'Crypto-Fascist Hollywood?' Who could have guessed?
I read this drivel from Rick Moody at the Guardian and it took me about 5 minutes to physically lift my jaw from the floor.
Did you know that Hollywood is a bastion of right wing propaganda?
A sturdy corollary emerges in the wake of the graphic artist Frank Miller's recent diatribe against the Occupy Wall Street movement ("A pack of louts, thieves, and rapists ... Wake up, pond scum, America is at war against a ruthless enemy"), available for perusal at frankmillerink.com). That corollary, of which we should be reminded from time to time, is this: popular entertainment from Hollywood is - to greater or lesser extent - propaganda. And Miller has his part in that, thanks to films such as 300 and Sin City.
Perhaps you have had this thought before. Perhaps you have had it often. I can remember politics dawning on me while watching a Steven Seagal vehicle, Under Siege, in 1992. I was in my early 30s. The film was without redeeming merit - there's no other way to put it - and it was about a "ruthless enemy" and the reimposition of the American social order through violence and rugged individualism. Why had I paid hard-earned money for it? Good question. Before Under Siege, I had a tendency to think action films were funny. I had a sort of Brechtian relationship to their awfulness. And I was amused when films themselves recognised the level to which they stooped, as Under Siege assuredly did.
But wait. Did you know that the film "Gladiator" is an "allegory" for the candidacy of (wait for it) George Bush?
Or what about the expensive and aesthetically pretentious Gladiator (2000), which I still contend is an allegory about George W Bush's candidacy for president, despite the fact that director and principal actor were not US citizens. Is it possible to think of a film such as Gladiator outside of its political subtext? Are Ridley Scott's falling petals, which he seems to like so much that he puts them in his films over and over again, anything more than a way to gussy up the triumph of oligarchy, corporate capital and globalisation?
Note to Mr. Moody: When you actually admit that "the fact that director and principal actor were not US citizens" while trying to posit an allegory relating to something American, it either denotes massive personal confusion or a towering disconnect with reality. In your case, I'll settle for simple minded idiocy - it explains things a lot better.

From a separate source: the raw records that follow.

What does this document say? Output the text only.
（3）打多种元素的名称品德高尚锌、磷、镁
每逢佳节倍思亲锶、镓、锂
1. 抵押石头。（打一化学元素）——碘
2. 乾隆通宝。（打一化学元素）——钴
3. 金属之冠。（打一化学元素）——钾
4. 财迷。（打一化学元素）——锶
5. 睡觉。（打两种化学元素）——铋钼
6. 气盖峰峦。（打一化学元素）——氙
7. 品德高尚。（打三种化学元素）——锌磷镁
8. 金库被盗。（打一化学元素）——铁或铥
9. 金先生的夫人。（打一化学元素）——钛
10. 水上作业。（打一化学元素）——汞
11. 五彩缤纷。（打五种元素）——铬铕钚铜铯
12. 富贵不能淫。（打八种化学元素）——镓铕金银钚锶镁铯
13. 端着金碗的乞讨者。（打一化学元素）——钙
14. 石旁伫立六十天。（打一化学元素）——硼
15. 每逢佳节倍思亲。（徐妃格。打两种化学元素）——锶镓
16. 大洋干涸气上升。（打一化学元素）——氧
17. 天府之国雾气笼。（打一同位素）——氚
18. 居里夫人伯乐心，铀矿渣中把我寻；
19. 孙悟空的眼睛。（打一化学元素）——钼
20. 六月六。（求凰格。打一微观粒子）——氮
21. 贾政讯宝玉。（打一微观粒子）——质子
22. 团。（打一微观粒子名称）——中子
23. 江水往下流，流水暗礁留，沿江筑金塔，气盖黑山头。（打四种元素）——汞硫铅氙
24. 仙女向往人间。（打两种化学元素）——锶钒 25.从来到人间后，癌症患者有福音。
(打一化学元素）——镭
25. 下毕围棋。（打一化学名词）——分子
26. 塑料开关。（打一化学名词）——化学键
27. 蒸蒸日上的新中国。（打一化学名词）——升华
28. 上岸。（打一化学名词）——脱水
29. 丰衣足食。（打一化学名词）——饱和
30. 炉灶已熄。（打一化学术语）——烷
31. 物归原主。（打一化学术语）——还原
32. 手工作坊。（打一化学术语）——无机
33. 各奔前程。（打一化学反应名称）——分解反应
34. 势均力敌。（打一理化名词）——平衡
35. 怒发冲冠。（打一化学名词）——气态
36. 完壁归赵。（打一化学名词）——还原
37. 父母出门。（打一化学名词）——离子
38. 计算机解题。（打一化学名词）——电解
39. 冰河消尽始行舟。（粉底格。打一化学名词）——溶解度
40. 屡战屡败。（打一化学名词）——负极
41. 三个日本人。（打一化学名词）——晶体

The entire raison d'etre of action films is the triumph of order over chaos. Unless you're on the side of chaos, this is generally an emotionally satisfying experience for the audience. Mr. Moody doesn't mention it, but a slew of Hollywood movies have made the CIA or the American government the bad guys - agents of chaos - and their defeat at the hands of super heroes or Bruce Willis type everymans a confirmation that order has little to do with politics and everything to do with the survival of civilization. Liberals may have despised Jack Bauer's methods, but the "24" hero was cheered on by both sides for his determination to defeat those who would destroy us.
Perhaps Moody would like to see the forces of chaos triumph. I doubt it. Moody is just throwing crap against the wall to see what will stick. Juvenile in the way it will get him attention, but as film or cultural criticism, it lays an egg.